Dr Pepper relies on Coke and Pepsi bottlers to handle nearly three quarters of the drink's distribution.
"We see the Dr Pepper crown jewel being squeezed out by innovation," said Rick Wach, senior vice president of marketing at Dr Pepper/Seven Up, a unit of Cadbury. He was speaking at the annual Dr Pepper bottler meeting.
At the conference, the company announced that it was consolidating its North American beverage business to cut costs and to improve its relationship with bottlers and retailers.
The results for Dr Pepper and 7 UP have been disappointing this year.

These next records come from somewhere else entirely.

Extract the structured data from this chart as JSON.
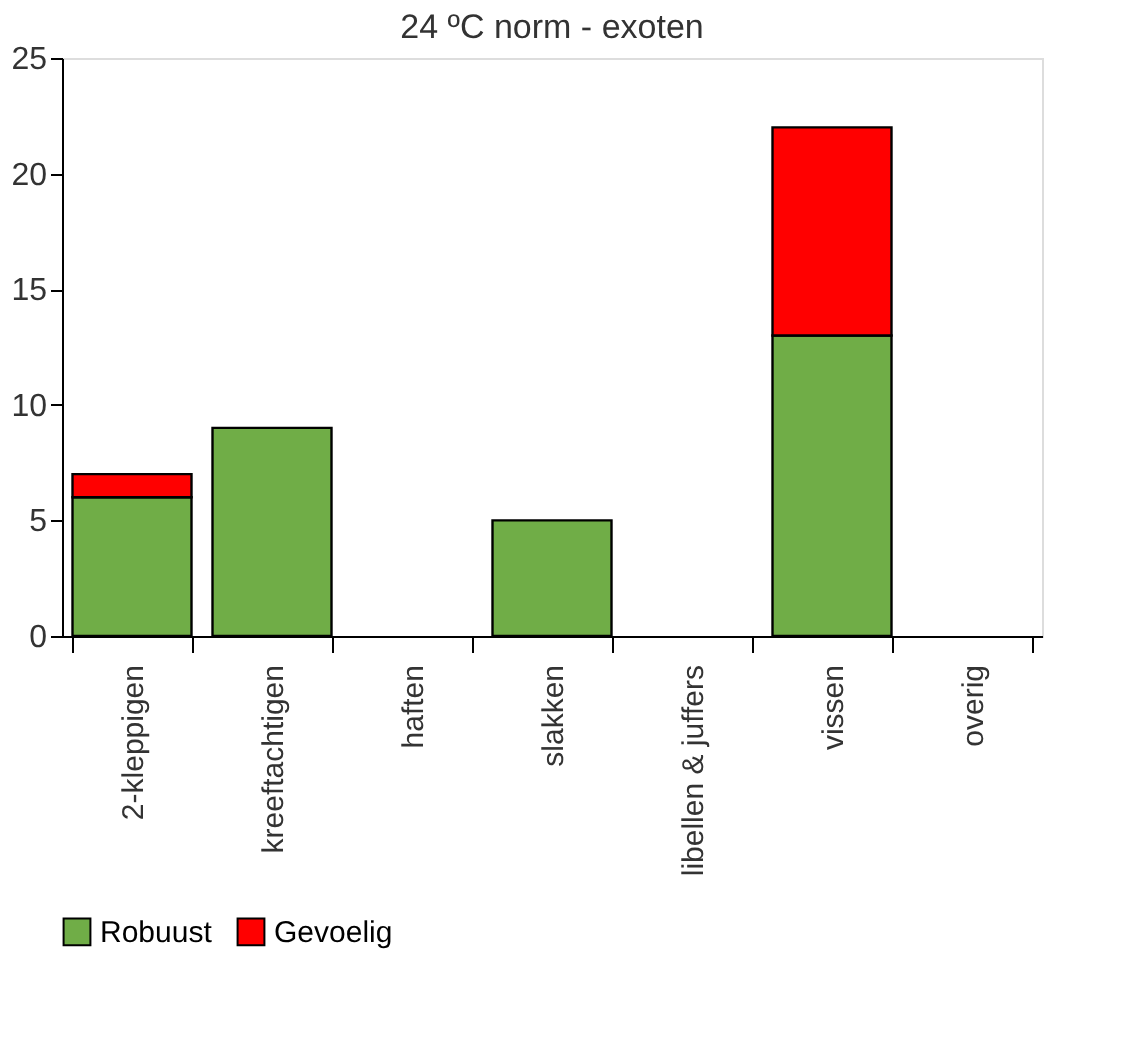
{
  "chart_data": {
    "type": "bar",
    "title": "24 ºC norm - exoten",
    "stacked": true,
    "categories": [
      "2-kleppigen",
      "kreeftachtigen",
      "haften",
      "slakken",
      "libellen & juffers",
      "vissen",
      "overig"
    ],
    "series": [
      {
        "name": "Robuust",
        "color": "#70ad47",
        "values": [
          6,
          9,
          0,
          5,
          0,
          13,
          0
        ]
      },
      {
        "name": "Gevoelig",
        "color": "#ff0000",
        "values": [
          1,
          0,
          0,
          0,
          0,
          9,
          0
        ]
      }
    ],
    "ylim": [
      0,
      25
    ],
    "yticks": [
      0,
      5,
      10,
      15,
      20,
      25
    ],
    "grid": false,
    "legend": "bottom"
  }
}
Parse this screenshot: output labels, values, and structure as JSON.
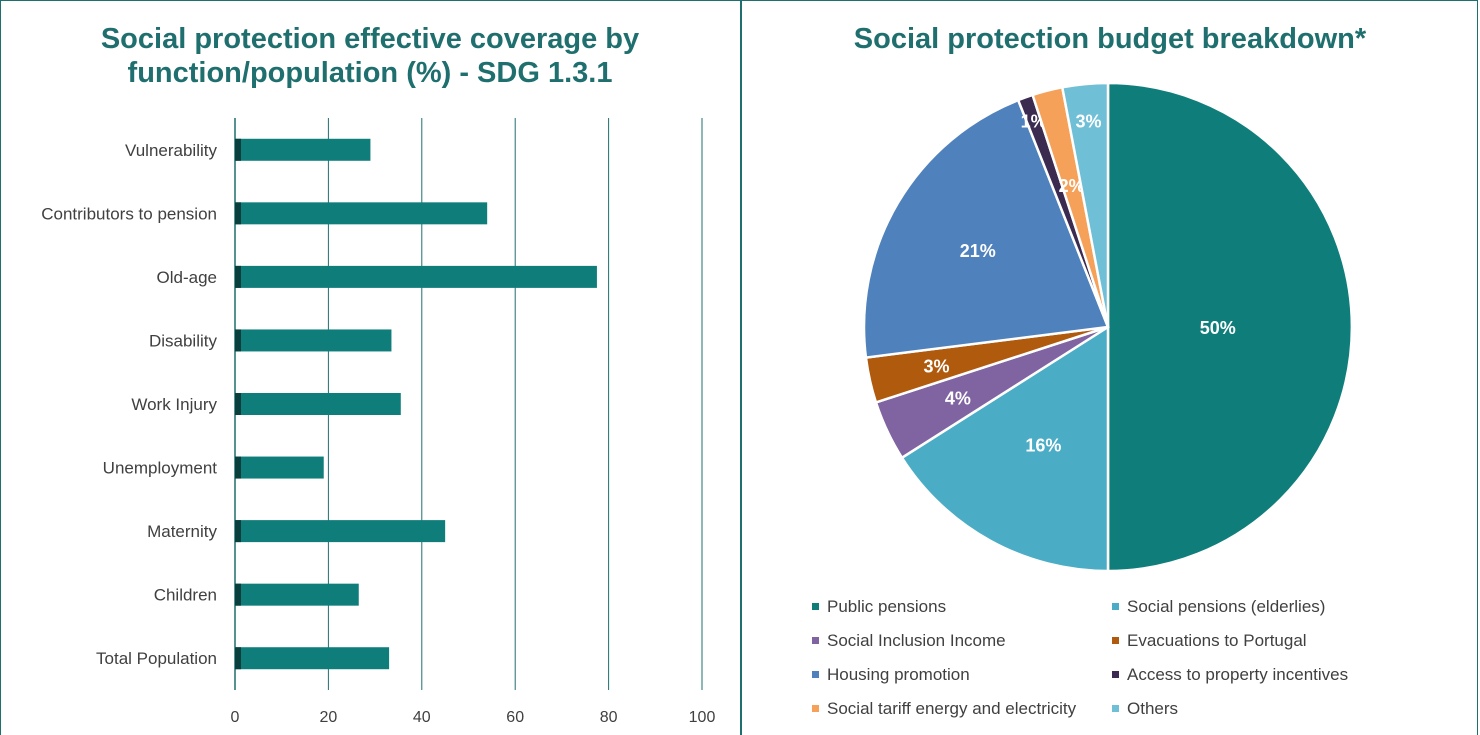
{
  "colors": {
    "frame": "#1f6f6f",
    "bar": "#0f7e7b",
    "title": "#1f6f6f",
    "grid": "#1f6f6f",
    "label": "#404040"
  },
  "chart_data": [
    {
      "type": "bar",
      "orientation": "horizontal",
      "title": "Social protection effective coverage by function/population (%) - SDG 1.3.1",
      "categories": [
        "Vulnerability",
        "Contributors to pension",
        "Old-age",
        "Disability",
        "Work Injury",
        "Unemployment",
        "Maternity",
        "Children",
        "Total Population"
      ],
      "values": [
        29,
        54,
        77.5,
        33.5,
        35.5,
        19,
        45,
        26.5,
        33
      ],
      "xlim": [
        0,
        100
      ],
      "xticks": [
        0,
        20,
        40,
        60,
        80,
        100
      ],
      "grid": true,
      "legend": "none"
    },
    {
      "type": "pie",
      "title": "Social protection budget breakdown*",
      "labels": [
        "Public pensions",
        "Social pensions (elderlies)",
        "Social Inclusion Income",
        "Evacuations to Portugal",
        "Housing promotion",
        "Access to property incentives",
        "Social tariff energy and electricity",
        "Others"
      ],
      "values": [
        50,
        16,
        4,
        3,
        21,
        1,
        2,
        3
      ],
      "data_labels": [
        "50%",
        "16%",
        "4%",
        "3%",
        "21%",
        "1%",
        "2%",
        "3%"
      ],
      "colors": [
        "#0f7e7b",
        "#4bacc6",
        "#8064a2",
        "#b05a0e",
        "#4f81bd",
        "#3b2b50",
        "#f6a15a",
        "#6fbfd6"
      ],
      "legend": "bottom"
    }
  ]
}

Sales of Cadbury's soft drinks in the US were down 3.8 per cent through August compared to a year ago.
To buck this trend, Cadbury said that it expects to shortly finish consumer testing on a healthier carbonated soft drink. Mike McGrath, president of sales for Cadbury Americas Beverages, said a mid-calorie drink is one option under consideration.
As with other diet drinks, Diet Dr Pepper has bucked the industrywide trend and continued to grow. Sales of the diet drink increased 5.7 per cent in the first eight months of the year compared to a year ago, according to the company.
Dr Pepper is the sixth most popular soft drink in the US. Cadbury Schweppes' other products include 7 UP, Mott's and Snapple. Overall, Cadbury has a 17 per cent share of the US soft-drink market, behind Coca-Cola and PepsiCo. The US soft-drinks business accounts for about 25 per cent of Cadbury's operating profits.